みんな悲しくてたまりませんでしたが、男の子は毎晩エルフィーに「ずーっと、だいすきだよ」と言ってあげていたので、いくらか気持ちが楽でした。男の子は、今後動物を飼うときは、きっと毎晩「ずーっと、ずっと、だいすきだよ」と言ってあげよう、と思うのでした。
愛する者との死別がテーマの作品です。死んでしまってからでは、もう「好きだ」と言えなくなってしまうから、気持ちをきちんと伝えよう、と語りかけています。
「すきなら、すきと いってやればよかったのに だれも、いってやらなかった。いわなくっても、わかると おもっていたんだね。」
小学校の教科書に採用されたように、普段考えることの少ないテーマについて、考えるきっかけになる作品です。
エルフィーとぼくは、いっしょに大きくなった。年月がたって、ぼくの背がのびる一方で、愛するエルフィーはふとって動作もにぶくなっていた。ある朝、目がさめると、エルフィーが死んでいた。深い悲しみにくれながらも、ぼくには、ひとつ、なぐさめが、あった。それは・・・
お母さま方へ
作者のハンス・ウィルヘルムさんは西ドイツに生まれました。現在、アメリカ合衆国のコネチカットに住んで、絵本の仕事に専心されています。
「ずーっと、ずっと、だいすきだよ」で語られるテーマは、大変美しい考え方ではないでしょうか。相手が、人間だろうと動物だろうと、愛するものに対して、心のありったけで、「愛している」と告げてあげよう、それは、日びの暮らしを暖めて、幸せにしてくれる、そして、やがてやってくる「死」をいたずらに嘆くことなく、愛の思い出が悲しみをもいやし、なぐさめをもたらしてくれるだろう、というのです。

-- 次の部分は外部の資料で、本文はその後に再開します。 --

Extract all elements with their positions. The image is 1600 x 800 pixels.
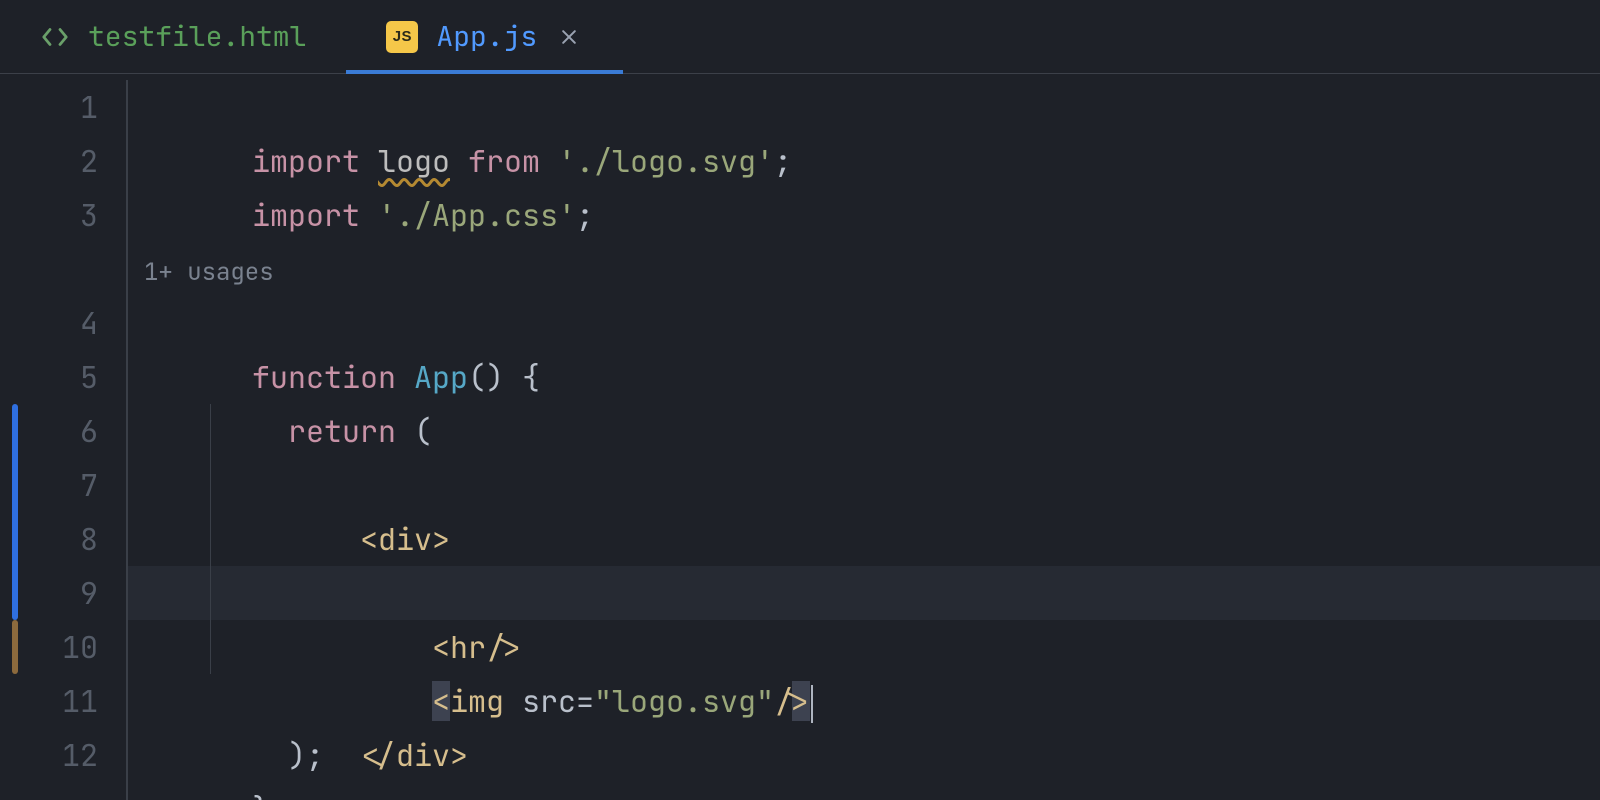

お子さまにどうか、人や動物に愛を注ぐ心のたいせつさを、教えてあげてください。
(表紙カバーより)
この作品を紹介しているサイトを見る
>>> ユウchan「ずーっと ずっと だいすきだよ」
愛するものとの別れを知る
4歳の娘には愛犬の死の悲しみがどれくらい理解できたかわかりませんが、読み手の母親の声の調子や表情で少なからず伝わるものだと信じています。前半は、とても犬をかわいがり幸せそうな関係がよく描かれています。それだけに突然の別れがとても悲しく、読んでいて目がウルウルしてしまいました。悲しいけれどとてもいい本なので絶対おすすめします。心に染みます。